📚 Running Horror in Any System
Horror isn't a rules set — it's a feeling, and you can summon it with whatever system is already on your table. These generators and references are built to be system-agnostic: descriptive content you read aloud and adapt, never stat blocks. This page is the connective tissue — how to turn rules-neutral material into genuine dread.
🧩 What Horror Asks of Your Rules
Most systems can run horror well once you lean on four levers. Find each in whatever you play:
| Lever | How to use it for horror |
|---|---|
| Fragility | Characters should be breakable. If your system is lethal, embrace it; if it's heroic, raise stakes through what's threatened rather than hit points. |
| Mental strain | A way to show fear wearing on a person. If your system has one, use it; if not, layer in the Dread Framework — it needs no numbers. |
| Uncertainty | Players should rarely be sure they're safe. Favor partial information, costs on success, and rolls that reveal as much as they resolve. |
| Resource pressure | Light, ammo, time, nerve, trust — something scarce that drains. Scarcity makes every choice tense. |
🕯️ Pacing the Dread
- Start ordinary. Establish the normal so you have something to violate. The first sign of the Abyssal Dark should be small and deniable.

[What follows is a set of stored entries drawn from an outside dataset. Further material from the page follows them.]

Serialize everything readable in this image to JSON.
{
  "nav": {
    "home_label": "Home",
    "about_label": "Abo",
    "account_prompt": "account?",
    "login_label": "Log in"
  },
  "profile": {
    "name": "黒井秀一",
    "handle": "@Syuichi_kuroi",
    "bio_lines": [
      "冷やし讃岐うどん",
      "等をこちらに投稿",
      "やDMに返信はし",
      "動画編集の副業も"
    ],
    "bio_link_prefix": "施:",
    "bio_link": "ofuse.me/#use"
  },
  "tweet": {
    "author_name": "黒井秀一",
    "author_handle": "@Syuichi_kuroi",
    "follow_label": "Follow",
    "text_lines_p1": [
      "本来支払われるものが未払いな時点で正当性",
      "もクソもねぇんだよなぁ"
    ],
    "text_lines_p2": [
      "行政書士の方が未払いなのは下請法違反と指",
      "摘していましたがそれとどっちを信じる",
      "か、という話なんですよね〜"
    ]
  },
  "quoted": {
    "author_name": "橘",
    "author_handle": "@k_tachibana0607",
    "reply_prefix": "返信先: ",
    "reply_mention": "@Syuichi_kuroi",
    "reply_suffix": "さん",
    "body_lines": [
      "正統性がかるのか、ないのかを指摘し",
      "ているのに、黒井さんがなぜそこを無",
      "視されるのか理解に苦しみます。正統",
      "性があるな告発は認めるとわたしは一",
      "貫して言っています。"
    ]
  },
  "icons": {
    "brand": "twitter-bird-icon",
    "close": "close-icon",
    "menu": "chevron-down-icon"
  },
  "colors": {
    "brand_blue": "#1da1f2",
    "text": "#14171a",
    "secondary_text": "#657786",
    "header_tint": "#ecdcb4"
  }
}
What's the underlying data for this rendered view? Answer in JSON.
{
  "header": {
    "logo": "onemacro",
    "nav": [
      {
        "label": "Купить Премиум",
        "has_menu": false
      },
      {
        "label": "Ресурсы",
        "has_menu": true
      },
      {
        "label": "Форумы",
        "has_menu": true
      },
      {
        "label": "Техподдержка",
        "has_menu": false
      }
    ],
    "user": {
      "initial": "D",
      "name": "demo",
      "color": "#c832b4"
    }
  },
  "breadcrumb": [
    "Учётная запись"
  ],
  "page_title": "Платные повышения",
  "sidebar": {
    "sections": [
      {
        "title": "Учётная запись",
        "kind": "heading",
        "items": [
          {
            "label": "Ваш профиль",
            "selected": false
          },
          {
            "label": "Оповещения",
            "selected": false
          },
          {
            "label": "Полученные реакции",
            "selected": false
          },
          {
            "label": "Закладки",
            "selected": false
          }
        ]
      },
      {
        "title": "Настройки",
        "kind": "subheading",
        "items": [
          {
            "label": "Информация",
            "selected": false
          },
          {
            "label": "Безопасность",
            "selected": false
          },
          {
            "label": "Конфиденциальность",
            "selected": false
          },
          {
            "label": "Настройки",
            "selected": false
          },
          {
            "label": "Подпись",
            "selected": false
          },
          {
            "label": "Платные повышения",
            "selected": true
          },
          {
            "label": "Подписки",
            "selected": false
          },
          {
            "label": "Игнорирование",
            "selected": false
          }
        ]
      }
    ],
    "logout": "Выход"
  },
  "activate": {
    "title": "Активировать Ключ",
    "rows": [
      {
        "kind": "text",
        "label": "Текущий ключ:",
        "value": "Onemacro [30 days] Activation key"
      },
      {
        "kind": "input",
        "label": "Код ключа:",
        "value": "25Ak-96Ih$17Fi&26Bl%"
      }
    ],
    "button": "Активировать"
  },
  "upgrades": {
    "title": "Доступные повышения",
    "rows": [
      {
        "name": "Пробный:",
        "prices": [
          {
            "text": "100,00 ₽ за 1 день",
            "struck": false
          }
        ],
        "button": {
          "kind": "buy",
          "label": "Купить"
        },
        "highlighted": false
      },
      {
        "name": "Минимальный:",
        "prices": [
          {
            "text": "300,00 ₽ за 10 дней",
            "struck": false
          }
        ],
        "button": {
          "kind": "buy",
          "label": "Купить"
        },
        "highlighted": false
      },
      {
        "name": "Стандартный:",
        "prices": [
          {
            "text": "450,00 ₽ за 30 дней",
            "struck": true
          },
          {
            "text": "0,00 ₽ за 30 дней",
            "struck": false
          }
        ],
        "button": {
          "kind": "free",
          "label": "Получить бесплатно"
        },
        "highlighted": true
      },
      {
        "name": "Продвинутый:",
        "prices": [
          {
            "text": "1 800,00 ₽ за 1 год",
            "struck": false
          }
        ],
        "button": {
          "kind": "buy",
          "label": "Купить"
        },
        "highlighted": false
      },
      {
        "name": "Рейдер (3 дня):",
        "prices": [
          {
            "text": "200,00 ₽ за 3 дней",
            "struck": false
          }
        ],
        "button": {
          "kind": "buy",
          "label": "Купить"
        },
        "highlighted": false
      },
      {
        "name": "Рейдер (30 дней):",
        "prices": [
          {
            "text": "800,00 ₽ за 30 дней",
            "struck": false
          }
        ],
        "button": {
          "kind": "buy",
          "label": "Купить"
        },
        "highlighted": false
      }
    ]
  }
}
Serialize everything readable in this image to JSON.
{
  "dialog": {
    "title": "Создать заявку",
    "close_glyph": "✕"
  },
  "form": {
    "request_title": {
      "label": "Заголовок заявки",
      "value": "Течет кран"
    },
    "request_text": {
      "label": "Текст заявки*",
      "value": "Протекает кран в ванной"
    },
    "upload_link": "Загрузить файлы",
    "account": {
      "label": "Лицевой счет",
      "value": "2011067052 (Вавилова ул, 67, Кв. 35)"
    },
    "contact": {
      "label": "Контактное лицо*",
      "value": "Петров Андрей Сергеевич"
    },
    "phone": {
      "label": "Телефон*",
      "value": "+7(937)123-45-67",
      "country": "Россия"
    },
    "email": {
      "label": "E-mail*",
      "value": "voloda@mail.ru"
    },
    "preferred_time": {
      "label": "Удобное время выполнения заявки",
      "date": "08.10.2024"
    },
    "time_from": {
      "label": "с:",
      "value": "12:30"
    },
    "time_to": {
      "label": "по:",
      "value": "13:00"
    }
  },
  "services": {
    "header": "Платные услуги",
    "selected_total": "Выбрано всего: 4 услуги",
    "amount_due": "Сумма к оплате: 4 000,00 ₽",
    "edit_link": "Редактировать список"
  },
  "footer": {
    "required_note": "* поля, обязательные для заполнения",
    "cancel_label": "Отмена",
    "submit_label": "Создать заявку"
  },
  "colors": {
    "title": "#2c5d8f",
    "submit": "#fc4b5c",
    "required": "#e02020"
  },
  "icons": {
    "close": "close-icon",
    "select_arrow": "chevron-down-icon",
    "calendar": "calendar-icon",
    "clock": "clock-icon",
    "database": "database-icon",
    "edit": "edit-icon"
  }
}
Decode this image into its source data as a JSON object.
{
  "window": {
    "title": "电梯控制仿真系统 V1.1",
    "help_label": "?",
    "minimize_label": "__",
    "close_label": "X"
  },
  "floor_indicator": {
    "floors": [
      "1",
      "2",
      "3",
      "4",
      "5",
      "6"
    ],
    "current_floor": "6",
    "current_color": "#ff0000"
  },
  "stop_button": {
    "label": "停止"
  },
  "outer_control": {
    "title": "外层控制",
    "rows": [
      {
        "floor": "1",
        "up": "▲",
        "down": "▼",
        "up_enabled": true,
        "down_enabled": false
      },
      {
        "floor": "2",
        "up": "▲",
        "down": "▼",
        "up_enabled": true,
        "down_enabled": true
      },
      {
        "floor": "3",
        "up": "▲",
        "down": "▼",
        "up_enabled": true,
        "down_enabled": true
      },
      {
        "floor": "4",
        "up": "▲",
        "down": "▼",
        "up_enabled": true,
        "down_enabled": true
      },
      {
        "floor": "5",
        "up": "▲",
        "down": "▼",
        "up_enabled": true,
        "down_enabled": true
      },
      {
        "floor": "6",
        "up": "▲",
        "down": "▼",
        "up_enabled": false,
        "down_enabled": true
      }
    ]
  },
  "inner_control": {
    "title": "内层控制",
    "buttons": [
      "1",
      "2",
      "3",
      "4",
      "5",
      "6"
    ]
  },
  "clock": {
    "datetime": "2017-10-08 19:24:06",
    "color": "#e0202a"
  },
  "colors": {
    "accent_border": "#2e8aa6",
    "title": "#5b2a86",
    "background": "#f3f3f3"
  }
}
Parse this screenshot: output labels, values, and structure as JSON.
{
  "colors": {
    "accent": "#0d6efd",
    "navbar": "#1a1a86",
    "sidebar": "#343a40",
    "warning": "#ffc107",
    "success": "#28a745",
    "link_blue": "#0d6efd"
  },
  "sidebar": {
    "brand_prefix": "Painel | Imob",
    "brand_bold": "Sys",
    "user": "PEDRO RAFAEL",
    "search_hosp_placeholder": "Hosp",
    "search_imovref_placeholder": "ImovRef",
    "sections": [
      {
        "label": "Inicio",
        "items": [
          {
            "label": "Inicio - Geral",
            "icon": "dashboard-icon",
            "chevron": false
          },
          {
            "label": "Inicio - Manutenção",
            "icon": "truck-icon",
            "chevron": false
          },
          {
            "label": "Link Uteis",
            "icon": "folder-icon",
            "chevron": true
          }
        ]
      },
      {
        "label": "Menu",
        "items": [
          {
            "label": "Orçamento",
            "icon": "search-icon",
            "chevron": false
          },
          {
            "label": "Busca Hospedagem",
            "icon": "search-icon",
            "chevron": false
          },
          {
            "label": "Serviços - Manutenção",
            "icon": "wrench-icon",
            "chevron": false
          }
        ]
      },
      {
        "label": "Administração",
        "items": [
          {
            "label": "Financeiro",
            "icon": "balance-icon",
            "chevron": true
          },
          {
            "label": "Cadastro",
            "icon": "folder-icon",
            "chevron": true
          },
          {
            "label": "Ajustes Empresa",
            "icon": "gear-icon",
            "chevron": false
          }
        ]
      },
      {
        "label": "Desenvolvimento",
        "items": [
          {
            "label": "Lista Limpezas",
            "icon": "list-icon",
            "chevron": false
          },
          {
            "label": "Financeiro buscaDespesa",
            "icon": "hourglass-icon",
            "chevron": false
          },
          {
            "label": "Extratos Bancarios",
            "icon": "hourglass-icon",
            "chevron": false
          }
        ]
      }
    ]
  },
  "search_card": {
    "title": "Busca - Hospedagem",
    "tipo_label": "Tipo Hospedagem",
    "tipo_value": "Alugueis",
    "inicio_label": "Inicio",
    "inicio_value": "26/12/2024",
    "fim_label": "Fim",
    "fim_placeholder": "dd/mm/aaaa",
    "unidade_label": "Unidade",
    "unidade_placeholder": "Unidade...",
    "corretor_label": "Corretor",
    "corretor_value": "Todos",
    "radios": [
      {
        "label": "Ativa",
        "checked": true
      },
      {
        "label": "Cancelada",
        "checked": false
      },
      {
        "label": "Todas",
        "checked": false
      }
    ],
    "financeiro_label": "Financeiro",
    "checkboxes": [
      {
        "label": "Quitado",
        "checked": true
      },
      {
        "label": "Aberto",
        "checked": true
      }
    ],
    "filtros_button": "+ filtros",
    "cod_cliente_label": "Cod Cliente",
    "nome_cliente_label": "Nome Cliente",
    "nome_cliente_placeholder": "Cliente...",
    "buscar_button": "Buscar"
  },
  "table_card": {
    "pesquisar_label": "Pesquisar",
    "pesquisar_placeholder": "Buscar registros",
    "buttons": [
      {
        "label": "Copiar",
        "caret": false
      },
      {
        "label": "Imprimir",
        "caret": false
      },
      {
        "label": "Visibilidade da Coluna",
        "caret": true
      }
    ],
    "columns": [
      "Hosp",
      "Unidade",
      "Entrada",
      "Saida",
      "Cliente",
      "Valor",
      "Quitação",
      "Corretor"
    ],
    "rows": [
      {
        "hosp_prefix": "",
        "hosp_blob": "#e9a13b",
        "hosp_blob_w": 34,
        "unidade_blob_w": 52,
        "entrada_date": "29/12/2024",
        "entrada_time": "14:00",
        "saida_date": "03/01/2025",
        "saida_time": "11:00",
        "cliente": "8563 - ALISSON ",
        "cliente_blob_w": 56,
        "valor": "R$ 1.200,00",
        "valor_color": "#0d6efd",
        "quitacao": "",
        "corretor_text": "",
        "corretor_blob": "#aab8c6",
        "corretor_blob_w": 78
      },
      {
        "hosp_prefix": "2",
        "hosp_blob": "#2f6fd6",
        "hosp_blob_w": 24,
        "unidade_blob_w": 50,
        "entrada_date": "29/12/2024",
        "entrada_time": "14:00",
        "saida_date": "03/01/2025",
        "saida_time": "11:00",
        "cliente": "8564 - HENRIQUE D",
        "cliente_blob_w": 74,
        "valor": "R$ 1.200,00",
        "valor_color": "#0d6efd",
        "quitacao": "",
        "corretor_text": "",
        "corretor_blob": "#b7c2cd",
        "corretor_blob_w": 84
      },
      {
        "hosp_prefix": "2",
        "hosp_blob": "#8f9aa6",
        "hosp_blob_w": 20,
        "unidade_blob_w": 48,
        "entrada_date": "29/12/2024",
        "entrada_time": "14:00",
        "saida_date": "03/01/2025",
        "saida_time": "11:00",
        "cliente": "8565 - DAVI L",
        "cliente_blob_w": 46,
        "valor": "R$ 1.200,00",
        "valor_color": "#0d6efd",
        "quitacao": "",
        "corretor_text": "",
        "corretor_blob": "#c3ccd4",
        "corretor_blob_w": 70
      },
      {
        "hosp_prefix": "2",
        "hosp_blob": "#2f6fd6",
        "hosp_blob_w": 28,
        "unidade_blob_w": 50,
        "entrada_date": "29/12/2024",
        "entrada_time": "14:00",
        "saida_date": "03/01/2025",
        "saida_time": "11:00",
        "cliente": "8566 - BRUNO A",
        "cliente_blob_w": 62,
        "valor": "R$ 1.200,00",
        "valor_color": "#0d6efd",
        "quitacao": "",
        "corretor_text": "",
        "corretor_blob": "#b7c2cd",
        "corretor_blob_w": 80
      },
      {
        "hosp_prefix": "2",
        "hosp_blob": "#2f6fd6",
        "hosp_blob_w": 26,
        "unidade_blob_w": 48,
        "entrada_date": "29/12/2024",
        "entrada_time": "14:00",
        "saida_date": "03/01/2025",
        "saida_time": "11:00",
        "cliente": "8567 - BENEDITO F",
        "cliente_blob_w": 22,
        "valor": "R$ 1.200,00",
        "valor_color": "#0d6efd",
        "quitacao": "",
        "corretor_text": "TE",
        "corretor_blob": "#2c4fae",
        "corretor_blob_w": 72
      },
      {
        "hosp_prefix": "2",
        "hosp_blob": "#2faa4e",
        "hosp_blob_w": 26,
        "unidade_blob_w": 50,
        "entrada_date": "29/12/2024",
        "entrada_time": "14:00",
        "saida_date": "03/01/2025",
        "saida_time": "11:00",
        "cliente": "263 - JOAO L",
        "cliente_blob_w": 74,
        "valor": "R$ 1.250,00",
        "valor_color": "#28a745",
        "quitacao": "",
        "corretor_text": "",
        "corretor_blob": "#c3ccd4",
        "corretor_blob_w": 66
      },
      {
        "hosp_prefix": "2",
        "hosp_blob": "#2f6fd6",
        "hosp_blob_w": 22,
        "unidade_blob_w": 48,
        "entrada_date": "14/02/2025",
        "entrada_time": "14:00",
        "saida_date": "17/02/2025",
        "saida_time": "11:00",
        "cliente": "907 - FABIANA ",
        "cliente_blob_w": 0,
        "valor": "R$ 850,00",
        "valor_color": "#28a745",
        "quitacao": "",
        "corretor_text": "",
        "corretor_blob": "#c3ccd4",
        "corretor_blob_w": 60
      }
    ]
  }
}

- Withhold. The unseen is scarier than the revealed. Describe effects and signs long before any cause.
- Escalate in waves. Pressure, then a breath, then more pressure. Unbroken tension goes numb; the quiet is where dread grows.
- Make safety conditional. Let havens exist, then threaten them. A sanctuary that turns is worth ten monsters.
- End scenes on a hook, not a resolution. Cut away while something is still wrong.
🎭 Table Techniques
Sensory, not statistical
Lead with what the characters smell, hear, and feel. Save mechanics for the moment of consequence.
Let players dread the dice
Call for the roll, then pause before resolving. The anticipation does half the work.
Personalize the horror
Tie the threat to what a character loves or fears. Generic horror frightens no one in particular.
Mind the table
Agree on lines and veils up front, and offer an off-ramp. Consent makes the scary parts land harder, not softer.
🧰 Using These Tools Together
- Open with an Investigation for the spine of the mystery.
- Populate it with NPCs and, where the dark runs deep, a Cult.
- Give it a face with the Entity Generator and the Bestiary.
- Track the toll with the Dread Framework, and let characters rebuild in Rest & Recovery.